Review of Fargo

Fargo (1996)
Smart,stylish,frozen film noir from the Coen Brothers
31 August 2004
Just when the ultra-ironic, ultra-violent thriller seemed to have been done to death by Tarantino and his acolytes, along came the Coen brothers to breathe fresh life into the genre.

David Mamet-favourite Macy is wonderfully weak and wicked as Jerry Lundegaard the Swedish-American car-salesman whose attempts to mastermind the perfect crime - the kidnapping of his wife - go horribly, violently and hilariously wrong. For a start he has hired two trigger-happy crooks, the verbose Carl (Buscemi) and the taciturn Gaear (Stormare) to carry out the kidnapping. Pretty soon people are starting to get shot and this attracts the attention of the smart, pregnant police chief Marge Gunderson (McDormand, who deservedly won an Academy Award for her tough, funny, touching performance).

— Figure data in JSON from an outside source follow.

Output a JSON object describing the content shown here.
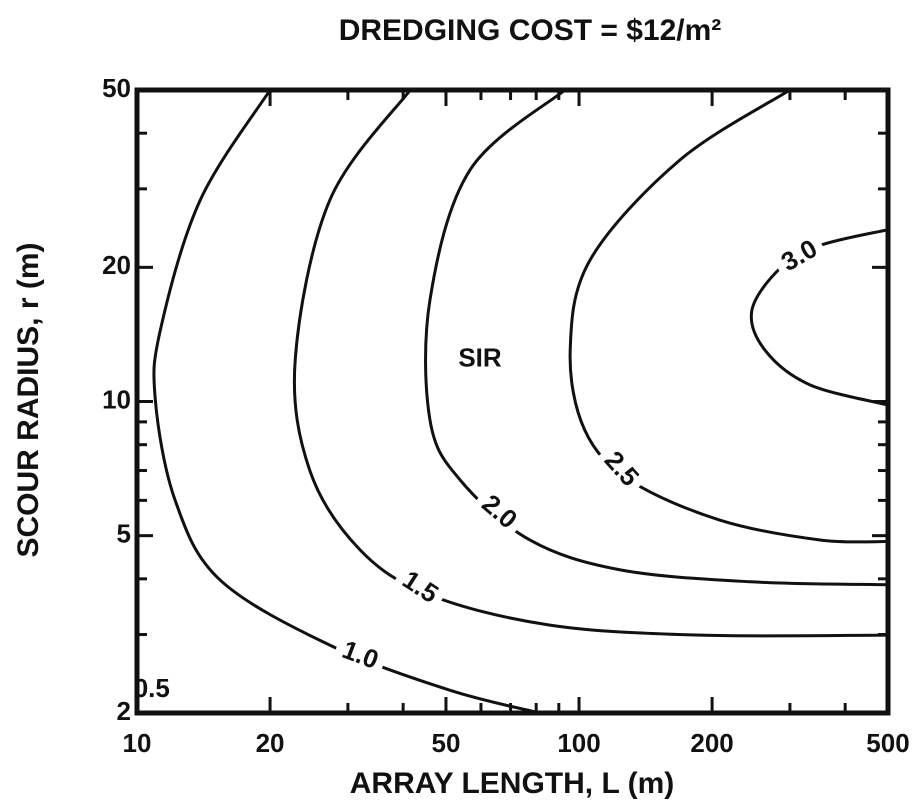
{
  "chart_data": {
    "type": "contour",
    "title": "DREDGING COST = $12/m²",
    "xlabel": "ARRAY LENGTH, L (m)",
    "ylabel": "SCOUR RADIUS, r (m)",
    "xscale": "log",
    "yscale": "log",
    "xlim": [
      10,
      500
    ],
    "ylim": [
      2,
      50
    ],
    "xticks": [
      10,
      20,
      50,
      100,
      200,
      500
    ],
    "yticks": [
      2,
      5,
      10,
      20,
      50
    ],
    "xticks_minor": [
      30,
      40,
      60,
      70,
      80,
      90,
      300,
      400
    ],
    "yticks_minor": [
      3,
      4,
      6,
      7,
      8,
      9,
      30,
      40
    ],
    "color": "#111111",
    "series": [
      {
        "name": "1.0",
        "x": [
          20.0,
          13.9,
          11.3,
          11.0,
          12.2,
          15.4,
          27.3,
          51,
          81.6
        ],
        "y": [
          50,
          28.3,
          14.5,
          10.1,
          6.0,
          3.98,
          2.84,
          2.25,
          2
        ]
      },
      {
        "name": "1.5",
        "x": [
          41.5,
          27.3,
          22.8,
          24.6,
          32.0,
          46.0,
          85.9,
          188,
          500
        ],
        "y": [
          50,
          28.3,
          12.4,
          7.0,
          4.64,
          3.68,
          3.15,
          2.99,
          2.99
        ]
      },
      {
        "name": "2.0",
        "x": [
          92.9,
          56.7,
          46.0,
          46.0,
          53.8,
          77.4,
          124,
          244,
          500
        ],
        "y": [
          50,
          33.1,
          16.9,
          9.09,
          6.67,
          4.89,
          4.19,
          3.94,
          3.88
        ]
      },
      {
        "name": "2.5",
        "x": [
          300,
          169,
          106,
          95.5,
          103,
          130,
          208,
          351,
          500
        ],
        "y": [
          50,
          34.8,
          20.8,
          13.0,
          8.63,
          6.67,
          5.42,
          4.89,
          4.85
        ]
      },
      {
        "name": "3.0",
        "x": [
          500,
          351,
          285,
          246,
          264,
          333,
          500
        ],
        "y": [
          24.3,
          22.4,
          19.9,
          16.0,
          13.0,
          10.9,
          9.82
        ]
      }
    ],
    "annotations": [
      {
        "text": "SIR",
        "x": 59.7,
        "y": 12.4
      },
      {
        "text": "0.5",
        "x": 10.8,
        "y": 2.25
      }
    ]
  }
}
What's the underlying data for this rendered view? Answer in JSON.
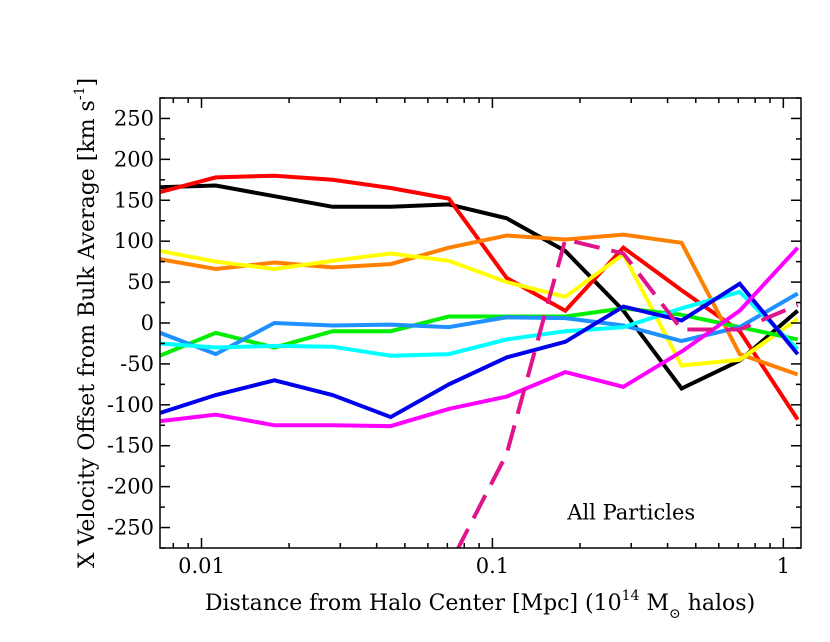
{
  "chart_data": {
    "type": "line",
    "xscale": "log",
    "xlim": [
      0.0072,
      1.15
    ],
    "ylim": [
      -275,
      275
    ],
    "x_ticks": [
      0.01,
      0.1,
      1
    ],
    "x_tick_labels": [
      "0.01",
      "0.1",
      "1"
    ],
    "y_ticks": [
      -250,
      -200,
      -150,
      -100,
      -50,
      0,
      50,
      100,
      150,
      200,
      250
    ],
    "y_tick_labels": [
      "-250",
      "-200",
      "-150",
      "-100",
      "-50",
      "0",
      "50",
      "100",
      "150",
      "200",
      "250"
    ],
    "xlabel": {
      "prefix": "Distance from Halo Center [Mpc] (10",
      "exp": "14",
      "mass": " M",
      "sub": "⊙",
      "suffix": " halos)"
    },
    "ylabel": {
      "main": "X Velocity Offset from Bulk Average [km s",
      "exp": "-1",
      "close": "]"
    },
    "annotations": [
      {
        "text": "All Particles",
        "x": 0.3,
        "y": -240
      }
    ],
    "grid": false,
    "series": [
      {
        "color": "#000000",
        "dash": "solid",
        "x": [
          0.0072,
          0.0112,
          0.0178,
          0.0282,
          0.0447,
          0.0708,
          0.112,
          0.178,
          0.282,
          0.447,
          0.708,
          1.12
        ],
        "values": [
          166,
          168,
          155,
          142,
          142,
          145,
          128,
          88,
          15,
          -80,
          -46,
          15
        ]
      },
      {
        "color": "#ff0000",
        "dash": "solid",
        "x": [
          0.0072,
          0.0112,
          0.0178,
          0.0282,
          0.0447,
          0.0708,
          0.112,
          0.178,
          0.282,
          0.447,
          0.708,
          1.12
        ],
        "values": [
          160,
          178,
          180,
          175,
          165,
          152,
          55,
          15,
          92,
          40,
          -10,
          -118
        ]
      },
      {
        "color": "#ff8000",
        "dash": "solid",
        "x": [
          0.0072,
          0.0112,
          0.0178,
          0.0282,
          0.0447,
          0.0708,
          0.112,
          0.178,
          0.282,
          0.447,
          0.708,
          1.12
        ],
        "values": [
          78,
          66,
          74,
          68,
          72,
          92,
          107,
          102,
          108,
          98,
          -38,
          -63
        ]
      },
      {
        "color": "#ffff00",
        "dash": "solid",
        "x": [
          0.0072,
          0.0112,
          0.0178,
          0.0282,
          0.0447,
          0.0708,
          0.112,
          0.178,
          0.282,
          0.447,
          0.708,
          1.12
        ],
        "values": [
          88,
          75,
          66,
          76,
          85,
          76,
          50,
          32,
          84,
          -52,
          -45,
          5
        ]
      },
      {
        "color": "#00ee00",
        "dash": "solid",
        "x": [
          0.0072,
          0.0112,
          0.0178,
          0.0282,
          0.0447,
          0.0708,
          0.112,
          0.178,
          0.282,
          0.447,
          0.708,
          1.12
        ],
        "values": [
          -40,
          -12,
          -30,
          -10,
          -10,
          8,
          8,
          8,
          18,
          10,
          -5,
          -20
        ]
      },
      {
        "color": "#1e90ff",
        "dash": "solid",
        "x": [
          0.0072,
          0.0112,
          0.0178,
          0.0282,
          0.0447,
          0.0708,
          0.112,
          0.178,
          0.282,
          0.447,
          0.708,
          1.12
        ],
        "values": [
          -12,
          -38,
          0,
          -3,
          -2,
          -5,
          7,
          6,
          -3,
          -22,
          -5,
          36
        ]
      },
      {
        "color": "#00ffff",
        "dash": "solid",
        "x": [
          0.0072,
          0.0112,
          0.0178,
          0.0282,
          0.0447,
          0.0708,
          0.112,
          0.178,
          0.282,
          0.447,
          0.708,
          1.12
        ],
        "values": [
          -25,
          -30,
          -28,
          -29,
          -40,
          -38,
          -20,
          -10,
          -5,
          18,
          38,
          -32
        ]
      },
      {
        "color": "#0000ee",
        "dash": "solid",
        "x": [
          0.0072,
          0.0112,
          0.0178,
          0.0282,
          0.0447,
          0.0708,
          0.112,
          0.178,
          0.282,
          0.447,
          0.708,
          1.12
        ],
        "values": [
          -110,
          -88,
          -70,
          -88,
          -115,
          -75,
          -42,
          -23,
          20,
          3,
          48,
          -38
        ]
      },
      {
        "color": "#ff00ff",
        "dash": "solid",
        "x": [
          0.0072,
          0.0112,
          0.0178,
          0.0282,
          0.0447,
          0.0708,
          0.112,
          0.178,
          0.282,
          0.447,
          0.708,
          1.12
        ],
        "values": [
          -120,
          -112,
          -125,
          -125,
          -126,
          -105,
          -90,
          -60,
          -78,
          -35,
          15,
          92
        ]
      },
      {
        "color": "#e0148c",
        "dash": "dashed",
        "x": [
          0.075,
          0.112,
          0.178,
          0.282,
          0.447,
          0.708,
          1.12
        ],
        "values": [
          -280,
          -160,
          102,
          85,
          -8,
          -8,
          22
        ]
      }
    ]
  }
}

With its central plot strand of the well-planned crime spiralling wildly out of control, the film investigates similar territory to the Coen brothers' brilliant debut Blood Simple, but Fargo is a more assured work, lighter and more layered. The cast, boasting at least three scene-stealing performances (Macy, McDormand and Buscemi), are on top form. The film manages the neat trick of trumping Tarantino by not merely being filled with laughs and slickly handled, literally visceral action sequences, but also presenting rounded, recognizably human characters.